SIMD-Accelerated Search via memchr
Status
Accepted
Context
ADR-001 establishes 1:1 structural parity with C Oniguruma. However, the C original's forward search pipeline uses hand-written byte-by-byte loops for literal prefix scanning (forward_search_range in regexec.c). Modern CPUs provide SIMD instructions (SSE2/AVX2 on x86-64, NEON on aarch64) that can scan memory significantly faster, but C Oniguruma does not use them.
The question is whether to deviate from the C original's search implementation for a performance improvement.
Decision
Replace the hand-written byte scan loops in the search pipeline with the memchr crate, which provides SIMD-vectorized implementations of single-byte, two-byte, and three-byte search.
Specifically:
- 1-byte literal prefix:
memchr::memchr(replaces byte-by-byte scan) - 2-byte set:
memchr::memchr2(replaces manual two-candidate loop) - 3-byte set:
memchr::memchr3(replaces manual three-candidate loop) - Boyer-Moore-Horspool (BMH): Kept as-is from C (already efficient for multi-byte patterns)
- Map search (>3 distinct bytes): Kept as-is from C (256-entry lookup table)

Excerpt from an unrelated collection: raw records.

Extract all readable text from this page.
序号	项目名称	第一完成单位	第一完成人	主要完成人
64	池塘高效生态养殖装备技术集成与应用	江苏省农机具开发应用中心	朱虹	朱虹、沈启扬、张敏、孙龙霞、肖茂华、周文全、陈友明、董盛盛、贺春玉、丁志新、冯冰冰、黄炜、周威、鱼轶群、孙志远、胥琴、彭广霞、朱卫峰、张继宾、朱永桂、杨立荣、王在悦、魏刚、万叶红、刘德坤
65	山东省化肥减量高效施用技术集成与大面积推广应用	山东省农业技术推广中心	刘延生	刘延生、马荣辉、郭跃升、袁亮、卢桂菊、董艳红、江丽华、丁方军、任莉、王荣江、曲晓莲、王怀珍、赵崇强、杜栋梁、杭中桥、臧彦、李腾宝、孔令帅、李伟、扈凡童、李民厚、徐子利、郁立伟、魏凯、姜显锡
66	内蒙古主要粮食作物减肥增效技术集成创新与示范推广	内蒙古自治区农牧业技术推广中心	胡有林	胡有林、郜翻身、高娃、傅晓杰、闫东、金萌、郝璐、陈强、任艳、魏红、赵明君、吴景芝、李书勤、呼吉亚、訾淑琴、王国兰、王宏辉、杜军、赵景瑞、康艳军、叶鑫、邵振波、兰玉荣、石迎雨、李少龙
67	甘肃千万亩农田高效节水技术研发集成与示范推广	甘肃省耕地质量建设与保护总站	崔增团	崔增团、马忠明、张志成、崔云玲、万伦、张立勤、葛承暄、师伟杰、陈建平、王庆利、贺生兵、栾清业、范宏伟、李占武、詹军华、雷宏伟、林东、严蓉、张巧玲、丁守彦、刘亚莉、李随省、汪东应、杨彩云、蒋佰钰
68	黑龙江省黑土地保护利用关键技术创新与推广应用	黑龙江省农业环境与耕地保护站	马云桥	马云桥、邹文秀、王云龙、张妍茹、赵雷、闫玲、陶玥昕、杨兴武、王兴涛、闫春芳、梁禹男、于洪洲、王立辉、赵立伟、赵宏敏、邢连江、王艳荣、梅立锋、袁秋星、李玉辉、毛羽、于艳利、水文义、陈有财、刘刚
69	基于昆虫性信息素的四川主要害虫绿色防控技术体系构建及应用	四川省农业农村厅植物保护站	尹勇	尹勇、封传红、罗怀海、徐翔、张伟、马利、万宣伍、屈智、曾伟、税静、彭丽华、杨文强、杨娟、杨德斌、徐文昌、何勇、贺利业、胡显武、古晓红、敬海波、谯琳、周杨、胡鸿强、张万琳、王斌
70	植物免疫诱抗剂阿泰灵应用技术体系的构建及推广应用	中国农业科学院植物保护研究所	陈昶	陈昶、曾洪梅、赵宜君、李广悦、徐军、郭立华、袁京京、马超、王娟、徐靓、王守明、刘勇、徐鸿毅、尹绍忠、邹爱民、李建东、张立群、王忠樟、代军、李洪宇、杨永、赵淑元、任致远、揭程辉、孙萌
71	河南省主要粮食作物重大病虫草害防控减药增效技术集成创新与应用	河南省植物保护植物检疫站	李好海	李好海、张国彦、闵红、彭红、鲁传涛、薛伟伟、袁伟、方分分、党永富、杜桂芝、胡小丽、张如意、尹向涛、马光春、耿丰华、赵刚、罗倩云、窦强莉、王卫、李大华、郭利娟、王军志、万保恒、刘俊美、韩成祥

The structural shape of the search pipeline is unchanged -- the same functions exist, the same decision logic selects the strategy, and the same fallbacks apply. Only the inner byte-scanning loops are replaced.
Rationale
- Measurable impact: The largest gains appear in full-text no-match scenarios where the engine must scan the entire haystack:
- 10 KB no-match: 381 ns vs 1.9 us (5x faster)
- 50 KB no-match: 1.5 us vs 9.3 us (6x faster)
- Minimal code change: The
memchrcrate is a single dependency with zero transitive dependencies and zerounsafein its public API. - No behavioral change: The SIMD paths find the same bytes at the same positions. All existing tests pass unchanged.
- This is the kind of deviation ADR-001 allows: The control flow and API are identical; only the inner scan loop implementation differs, similar to how a C compiler might auto-vectorize a loop.
Consequences
- The
memchrcrate is a build dependency. - Benchmarks for literal and RegSet search are 20-60% faster than C. No-match full-text scans are 5-6x faster.
- The Map search path (>3 distinct first bytes) still uses a 256-entry byte map, same as C. SIMD dispatch only covers 1-3 byte sets.
- Thin LTO (
lto = "thin"in release profile) is enabled to allow cross-crate inlining ofmemchrcalls without the compile-time cost of full LTO.
Extension: RegSet First-Byte Dispatch and Skip Needle
The original memchr integration accelerates single-pattern forward search. For multi-pattern workloads (Scanner/RegSet — see ADR-006), two additional SIMD-assisted optimizations were added:
First-byte dispatch table (first_byte_candidates)
A Box<[Vec<u16>; 256]> lookup table built at RegSet construction time. For each byte value 0-255, it stores the indices of regexes whose first-byte pre-filter does not exclude that byte. At search time, instead of trying all N regexes at each position, only the candidates matching the current input byte are attempted.
Sources for first-byte information (in priority order):
- Exact prefix: Only the first byte of the regex's exact literal prefix
- First-byte map: The regex's 256-entry first-byte prefilter bitmap (covers CClass, multi-byte ranges, etc.)
- Fallback: Regex is added to all 256 slots (no filtering possible)
Skip needle (SkipNeedle)
Derived from the dispatch table: identifies byte values where no regex has candidates. These "impossible" bytes are collected into a SIMD skip needle (1-3 bytes via memchr/memchr2/memchr3). The search loop uses this needle to jump past positions where no regex can possibly match, avoiding per-position candidate lookups entirely.
Impact
Combined, these optimizations reduce RegSet position-lead search overhead by ~44% on TextMate grammar workloads. The memory cost is one 256-entry dispatch table per RegSet (~2-4 KB depending on regex count).
Additional consequences
- RegSet dispatch tables add ~2-4 KB memory per RegSet instance. This is negligible compared to the compiled regex bytecode.